Я-то знала, что Айлин ни за что Тома не бросит. И что на самом деле она обеспечила бы ему самый лучший возможный уход. Но она хотела мне помочь и привела доводы, понятные моему отцу. И, сторговавшись со мной, он согласился.
Я слышала, что большинство людей умирают перед самым рассветом – час, когда для души открывается путь в мир иной. Когда в мире стоит темная тишина и ничто не мешает человеку уйти, улететь, раствориться в небытии.

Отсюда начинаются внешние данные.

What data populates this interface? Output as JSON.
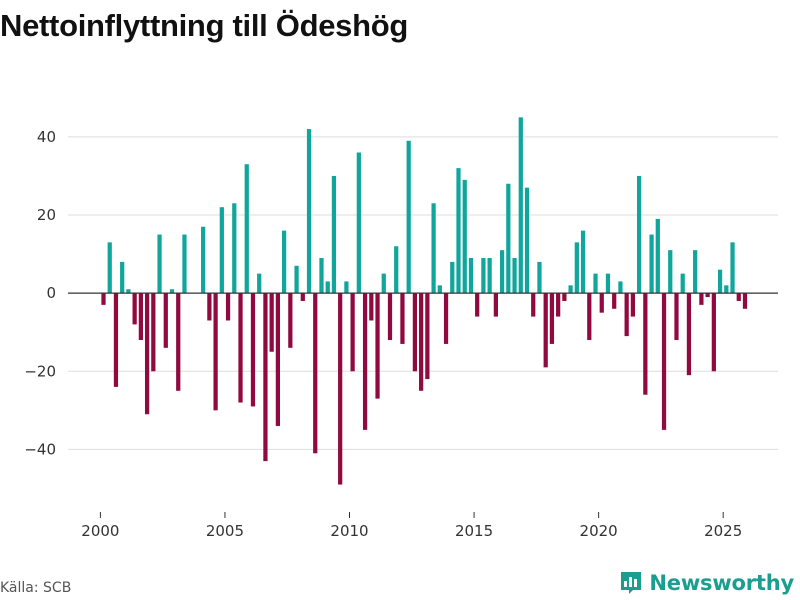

Я не собиралась дарить Тому этот покой. Он должен был знать не только днем, когда в доме шум и деловитая суета, но и ночью, что рядом кто-то есть, что его здесь держат и ждут, что его отсюда никто не отпустит.
И я несла караул у его постели, как угрюмый, упрямый страж, твердо вознамерившийся не подпустить смерть к его изголовью. Он не приходил в сознание, лежал бледный, ко всему безучастный, и часто казалось, будто перестал дышать – но если приложить ухо к груди, можно было услышать, как бьется сердце.

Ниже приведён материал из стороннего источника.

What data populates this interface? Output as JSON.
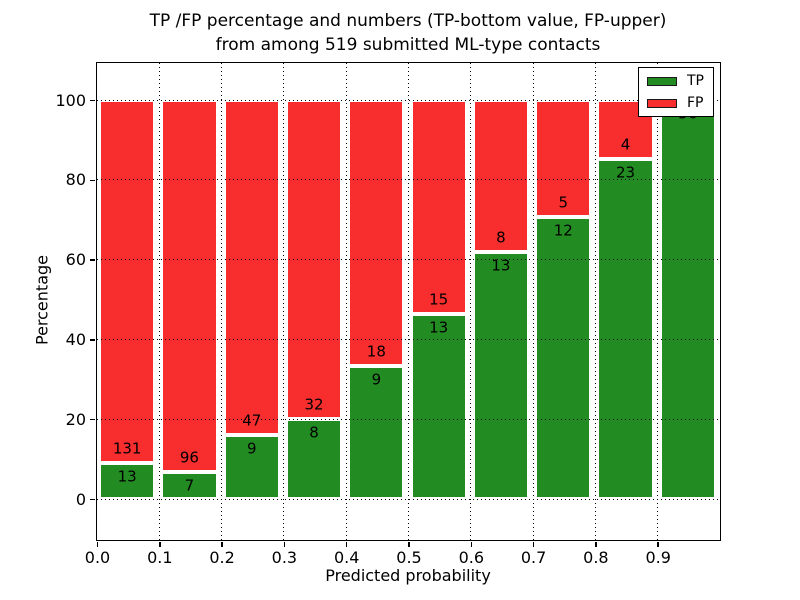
{
  "chart_data": {
    "type": "bar",
    "stacked": true,
    "normalized_to_percent": true,
    "title_line1": "TP /FP percentage and numbers (TP-bottom value, FP-upper)",
    "title_line2": "from among 519 submitted ML-type contacts",
    "xlabel": "Predicted probability",
    "ylabel": "Percentage",
    "categories": [
      "0.0",
      "0.1",
      "0.2",
      "0.3",
      "0.4",
      "0.5",
      "0.6",
      "0.7",
      "0.8",
      "0.9"
    ],
    "series": [
      {
        "name": "TP",
        "color": "#228b22",
        "counts": [
          13,
          7,
          9,
          8,
          9,
          13,
          13,
          12,
          23,
          56
        ]
      },
      {
        "name": "FP",
        "color": "#f82d2d",
        "counts": [
          131,
          96,
          47,
          32,
          18,
          15,
          8,
          5,
          4,
          0
        ]
      }
    ],
    "total_contacts": 519,
    "yticks": [
      0,
      20,
      40,
      60,
      80,
      100
    ],
    "ytick_labels": [
      "0",
      "20",
      "40",
      "60",
      "80",
      "100"
    ],
    "ylim": [
      -10,
      109
    ],
    "grid_style": "dotted",
    "legend_position": "upper right",
    "axis_color": "#000000",
    "background_color": "#ffffff"
  }
}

- Только посмей умереть, Том из Данеддина, - говорила я ему. – Ты обещал, что мы увидимся, и не сдержал обещания. Ты уже и так достаточно мне насолил. Я тебе еще не отомстила – не вздумай теперь уйти от ответственности. Если решишь умереть, я сама тебя тогда убью. Так поколочу, мало не покажется.
Его надо было поить каждый час снадобьем, что прописал лекарь, и, усаживаясь рядом и приподнимая голову, я осторожно вливала ему в рот горько пахнущее прозрачное зеленоватое питье.

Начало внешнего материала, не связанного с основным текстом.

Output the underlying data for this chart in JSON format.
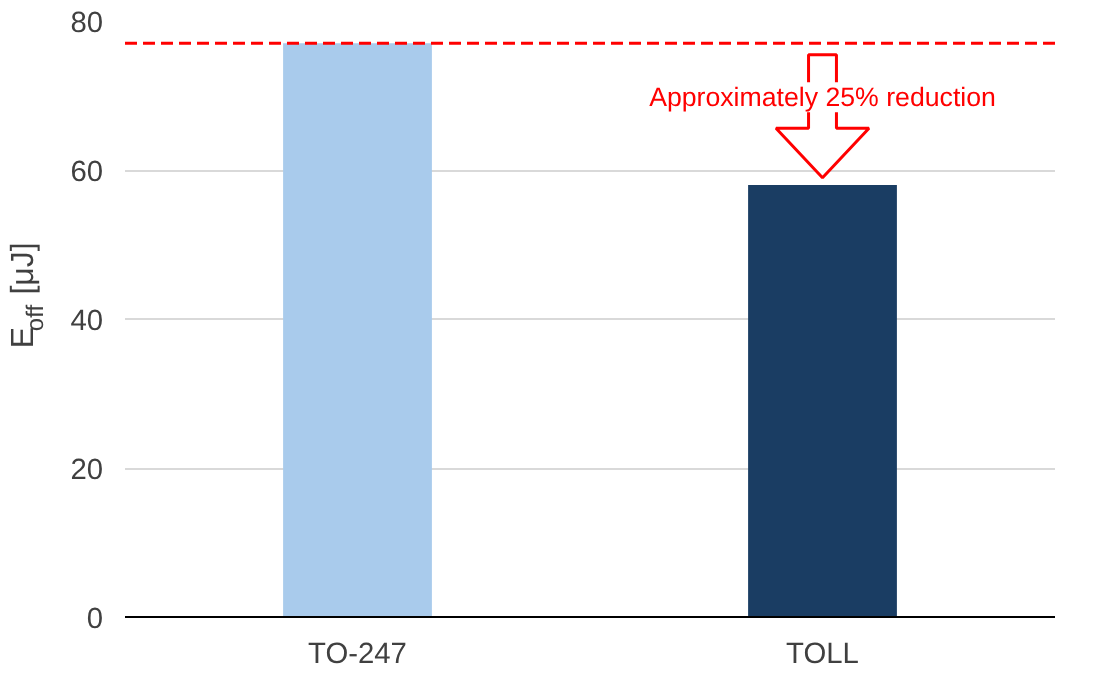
{
  "chart_data": {
    "type": "bar",
    "categories": [
      "TO-247",
      "TOLL"
    ],
    "colors": [
      "#a9cbec",
      "#1a3d63"
    ],
    "values": [
      77,
      58
    ],
    "ylabel": "E$_{off}$ [μJ]",
    "ylim": [
      0,
      80
    ],
    "yticks": [
      0,
      20,
      40,
      60,
      80
    ],
    "grid": "y",
    "ref_lines": [
      {
        "axis": "y",
        "value": 77,
        "color": "#ff0000",
        "line_style": "dashed"
      }
    ],
    "annotations": [
      {
        "text": "Approximately 25% reduction",
        "x": "TOLL",
        "y": 58
      }
    ]
  }
}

Через несколько дней он начал иногда приоткрывать глаза – но взгляд был отстраненный, блуждающий. Лекарь предупредил, чтобы мы не сильно обнадеживались.
Однажды я задремала, сидя на низкой скамеечке и положив голову на край постели. По-настоящему я никогда во время этих дежурств не спала, особенно в самое опасное время, перед рассветом. Но иногда позволяла себе на несколько минут прикрыть глаза. И вот почувствовала, как его рука легла мне на затылок и пальцы нежно перебирают волосы. Я замерла, задержав дыхание. Должно быть, в полумраке, в полусне ему привиделось, будто рядом с ним Рейна, и я не хотела спугнуть грезу, разочаровать его. Если это ему поможет – пусть; хоть и не мне предназначалась эта ласка, я ловила каждое ее мгновение.
Однажды ранним утром Том пришел в себя, и его взгляд показался мне уже осмысленным. Лекарь пришел спустя два часа, осмотрел его и уверил, что кризис миновал.
Дежурить по ночам больше не было необходимости, и я стала приходить днем. Поила Тома, кормила, меняла повязки. Он послушно позволял все это проделывать, был в сознании, но я не была уверена, что он понимает, кто перед ним – он не произносил ни звука, а глаза были пустые и безучастные. Порой мне казалось, его взгляд останавливается на мне, когда я не вижу – но, скорее, мне хотелось себя в этом убедить. Потому что когда я оборачивалась, Том глядел в сторону или прямо перед собой.
Однажды утром, после того как лекарь и Айлин вышли, я прибиралась – возле постели остались пустые пузырьки из-под лекарств, пропитанная снадобьем ткань, которой мы протирали раны, использованные бинты и повязки. И тут Том впервые заговорил.
- Что ты здесь делаешь?
Я на мгновение замерла, даже испугавшись от неожиданности, а потом едва сдержала вздох облегчения. Дождавшись, пока сердце перестанет бешено колотиться, вернулась к делам. Руки дрожали от волнения, но, ответить я постаралась как можно спокойнее:
- Убеждаюсь, что ты не умер.
- Убедилась?
Я выпрямилась, держа ком использованных повязок в руках.
- Да.
- Хорошо, - сказал Том. – Значит, здесь тебе больше нечего делать.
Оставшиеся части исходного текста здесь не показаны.